El peso de una herencia conflictiva y polarizante

Para comprender el origen de este comportamiento errático, es indispensable observar el terreno que López Obrador dejó preparado. Durante su sexenio, el presidente no tuvo reparos en generar tensiones diplomáticas con al menos once países. Desde conflictos en Bolivia, al enviar un avión militar para rescatar a Evo Morales tras su renuncia, hasta roces absurdos con potencias europeas como Austria y Francia por la restitución de piezas históricas.
La lista de agravios es extensa e incluye desencuentros con Panamá, por la insistencia en designar embajadores envueltos en escándalos de acoso sexual; con Perú, al desconocer al gobierno de Dina Boluarte y ofrecer asilo político a la familia del destituido Pedro Castillo; y con Argentina, lanzando ataques frontales contra el presidente Javier Milei por evidentes diferencias ideológicas. Incluso, la inacción se volvió un arma, como quedó demostrado con la vergonzosa neutralidad ante la guerra en Ucrania, negándose a imponer sanciones a Rusia y criticando el apoyo europeo a Kiev.

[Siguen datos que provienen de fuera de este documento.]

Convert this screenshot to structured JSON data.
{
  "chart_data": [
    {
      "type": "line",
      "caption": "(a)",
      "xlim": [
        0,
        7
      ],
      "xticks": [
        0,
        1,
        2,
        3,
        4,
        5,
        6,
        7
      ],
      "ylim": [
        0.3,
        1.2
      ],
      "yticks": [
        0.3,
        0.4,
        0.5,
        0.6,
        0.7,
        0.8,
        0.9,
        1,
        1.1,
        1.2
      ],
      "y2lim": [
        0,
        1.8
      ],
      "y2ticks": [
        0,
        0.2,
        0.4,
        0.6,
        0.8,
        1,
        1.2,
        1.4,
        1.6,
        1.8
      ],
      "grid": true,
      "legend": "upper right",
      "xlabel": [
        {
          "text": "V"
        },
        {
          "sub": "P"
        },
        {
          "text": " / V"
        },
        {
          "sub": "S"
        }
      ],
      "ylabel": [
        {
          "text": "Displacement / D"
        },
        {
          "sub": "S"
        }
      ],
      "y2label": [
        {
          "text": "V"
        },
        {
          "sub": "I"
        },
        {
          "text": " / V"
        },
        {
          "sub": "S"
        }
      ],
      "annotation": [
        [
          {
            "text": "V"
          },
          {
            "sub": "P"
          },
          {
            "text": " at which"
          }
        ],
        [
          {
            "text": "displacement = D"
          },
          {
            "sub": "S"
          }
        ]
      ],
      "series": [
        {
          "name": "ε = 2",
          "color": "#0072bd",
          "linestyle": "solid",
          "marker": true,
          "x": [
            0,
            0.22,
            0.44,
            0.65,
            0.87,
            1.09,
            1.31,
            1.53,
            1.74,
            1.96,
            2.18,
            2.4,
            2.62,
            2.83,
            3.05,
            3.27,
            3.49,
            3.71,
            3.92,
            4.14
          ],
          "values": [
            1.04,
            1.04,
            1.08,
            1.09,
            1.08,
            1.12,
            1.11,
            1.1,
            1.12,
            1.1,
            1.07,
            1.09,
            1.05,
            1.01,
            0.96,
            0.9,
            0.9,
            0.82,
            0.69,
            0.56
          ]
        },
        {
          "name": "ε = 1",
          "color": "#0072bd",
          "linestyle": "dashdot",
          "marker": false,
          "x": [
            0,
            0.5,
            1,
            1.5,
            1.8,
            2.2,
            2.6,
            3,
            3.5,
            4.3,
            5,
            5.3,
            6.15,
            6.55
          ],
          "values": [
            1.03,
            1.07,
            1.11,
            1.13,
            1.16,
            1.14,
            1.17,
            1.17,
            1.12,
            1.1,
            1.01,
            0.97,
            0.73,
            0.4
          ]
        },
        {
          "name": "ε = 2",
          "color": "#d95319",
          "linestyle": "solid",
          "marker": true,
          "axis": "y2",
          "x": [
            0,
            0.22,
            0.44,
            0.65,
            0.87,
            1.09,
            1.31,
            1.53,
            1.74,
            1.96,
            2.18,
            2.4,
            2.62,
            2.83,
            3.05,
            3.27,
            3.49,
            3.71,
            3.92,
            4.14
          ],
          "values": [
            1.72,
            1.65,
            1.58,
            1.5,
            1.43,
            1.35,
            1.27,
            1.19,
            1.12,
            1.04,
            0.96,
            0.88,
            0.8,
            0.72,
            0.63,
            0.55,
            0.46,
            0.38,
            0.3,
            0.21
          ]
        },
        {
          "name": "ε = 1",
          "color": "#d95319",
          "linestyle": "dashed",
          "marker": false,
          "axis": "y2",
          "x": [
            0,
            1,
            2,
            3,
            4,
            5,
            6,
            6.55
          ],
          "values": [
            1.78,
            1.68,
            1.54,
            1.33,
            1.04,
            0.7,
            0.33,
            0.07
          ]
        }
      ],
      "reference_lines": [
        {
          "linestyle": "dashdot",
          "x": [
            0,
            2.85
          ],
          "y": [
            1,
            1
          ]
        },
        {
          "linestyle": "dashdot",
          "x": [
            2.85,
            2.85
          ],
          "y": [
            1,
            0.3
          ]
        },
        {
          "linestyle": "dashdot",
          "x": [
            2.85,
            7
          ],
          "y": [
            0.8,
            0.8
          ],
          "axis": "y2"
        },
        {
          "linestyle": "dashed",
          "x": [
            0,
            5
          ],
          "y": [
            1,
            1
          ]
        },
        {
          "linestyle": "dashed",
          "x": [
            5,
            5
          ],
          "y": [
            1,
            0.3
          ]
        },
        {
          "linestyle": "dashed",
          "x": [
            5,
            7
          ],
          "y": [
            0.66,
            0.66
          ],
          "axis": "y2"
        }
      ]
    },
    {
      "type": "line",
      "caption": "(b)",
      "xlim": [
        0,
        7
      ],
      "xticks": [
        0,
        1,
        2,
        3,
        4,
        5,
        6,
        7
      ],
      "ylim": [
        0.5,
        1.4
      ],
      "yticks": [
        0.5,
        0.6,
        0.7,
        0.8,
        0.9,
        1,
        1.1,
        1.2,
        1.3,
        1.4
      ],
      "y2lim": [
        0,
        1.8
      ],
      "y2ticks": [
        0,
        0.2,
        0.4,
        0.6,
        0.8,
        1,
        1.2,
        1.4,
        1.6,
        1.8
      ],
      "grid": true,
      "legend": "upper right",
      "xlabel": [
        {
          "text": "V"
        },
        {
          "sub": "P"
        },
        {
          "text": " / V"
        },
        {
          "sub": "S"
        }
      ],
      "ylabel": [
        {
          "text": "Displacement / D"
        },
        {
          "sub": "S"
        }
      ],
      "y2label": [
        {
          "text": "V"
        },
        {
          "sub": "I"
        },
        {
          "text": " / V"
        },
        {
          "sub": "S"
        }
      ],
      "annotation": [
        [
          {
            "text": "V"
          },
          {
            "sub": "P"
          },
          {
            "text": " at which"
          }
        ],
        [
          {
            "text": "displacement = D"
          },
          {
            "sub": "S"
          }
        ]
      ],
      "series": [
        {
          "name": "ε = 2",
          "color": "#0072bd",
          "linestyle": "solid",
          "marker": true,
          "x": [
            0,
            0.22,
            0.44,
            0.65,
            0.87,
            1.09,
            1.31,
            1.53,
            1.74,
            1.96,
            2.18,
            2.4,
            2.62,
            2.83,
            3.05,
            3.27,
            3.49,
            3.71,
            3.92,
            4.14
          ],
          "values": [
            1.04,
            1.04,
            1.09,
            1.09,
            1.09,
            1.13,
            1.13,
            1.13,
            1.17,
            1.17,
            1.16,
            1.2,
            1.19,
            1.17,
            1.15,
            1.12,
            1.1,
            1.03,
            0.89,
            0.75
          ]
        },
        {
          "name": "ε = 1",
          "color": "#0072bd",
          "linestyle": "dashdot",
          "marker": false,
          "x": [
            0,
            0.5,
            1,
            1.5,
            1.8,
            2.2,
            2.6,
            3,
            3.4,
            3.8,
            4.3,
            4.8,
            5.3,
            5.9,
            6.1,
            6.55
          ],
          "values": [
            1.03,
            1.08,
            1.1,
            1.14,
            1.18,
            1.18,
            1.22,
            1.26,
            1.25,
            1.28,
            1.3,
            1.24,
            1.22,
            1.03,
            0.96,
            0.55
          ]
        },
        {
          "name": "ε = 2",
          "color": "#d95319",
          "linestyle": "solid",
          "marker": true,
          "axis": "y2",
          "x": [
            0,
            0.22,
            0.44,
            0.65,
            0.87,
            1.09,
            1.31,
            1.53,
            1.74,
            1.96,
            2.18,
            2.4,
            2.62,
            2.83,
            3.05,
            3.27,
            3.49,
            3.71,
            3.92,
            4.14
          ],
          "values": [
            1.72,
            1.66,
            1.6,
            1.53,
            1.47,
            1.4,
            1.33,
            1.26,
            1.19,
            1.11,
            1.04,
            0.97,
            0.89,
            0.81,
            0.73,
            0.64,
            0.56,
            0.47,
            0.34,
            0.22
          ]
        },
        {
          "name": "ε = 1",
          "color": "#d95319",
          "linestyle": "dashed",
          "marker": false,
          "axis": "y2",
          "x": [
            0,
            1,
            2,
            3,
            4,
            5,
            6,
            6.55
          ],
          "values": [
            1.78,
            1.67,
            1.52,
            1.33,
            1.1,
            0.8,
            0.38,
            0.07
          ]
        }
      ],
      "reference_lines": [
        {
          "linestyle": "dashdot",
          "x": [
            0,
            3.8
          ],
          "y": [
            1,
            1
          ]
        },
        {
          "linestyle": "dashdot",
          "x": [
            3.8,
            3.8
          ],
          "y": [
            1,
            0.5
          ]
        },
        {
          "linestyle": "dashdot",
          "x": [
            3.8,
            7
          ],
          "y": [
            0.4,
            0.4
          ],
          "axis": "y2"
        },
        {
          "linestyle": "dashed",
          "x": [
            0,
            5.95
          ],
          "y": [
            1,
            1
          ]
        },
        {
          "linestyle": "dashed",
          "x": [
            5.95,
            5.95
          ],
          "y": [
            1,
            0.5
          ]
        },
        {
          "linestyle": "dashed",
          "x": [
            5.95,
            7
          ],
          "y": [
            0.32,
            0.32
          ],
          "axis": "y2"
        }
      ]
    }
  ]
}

Pero quizás lo más alarmante de esta herencia fue la abierta simpatía y defensa de regímenes autoritarios en Cuba y Venezuela. El presidente López Obrador llegó a calificar la captura de figuras vinculadas al régimen venezolano como un atentado a la soberanía, y promovió recaudaciones de fondos para el gobierno cubano bajo dudosas asociaciones civiles que carecían de transparencia. Este es el campo minado que Claudia Sheinbaum heredó, y en lugar de desactivar las amenazas, ha optado por caminar directamente sobre ellas con los ojos cerrados.
El primer tropiezo internacional: La incomprensible ofensa a la Corona Española
El talante injerencista de la nueva administración no se hizo esperar, manifestándose incluso antes de que Sheinbaum cruzara el umbral del palacio presidencial. El primer gran conflicto internacional bajo su nombre se encendió de manera deliberada al excluir al rey Felipe VI de España de su ceremonia de toma de protesta, invitando únicamente al presidente del gobierno, Pedro Sánchez.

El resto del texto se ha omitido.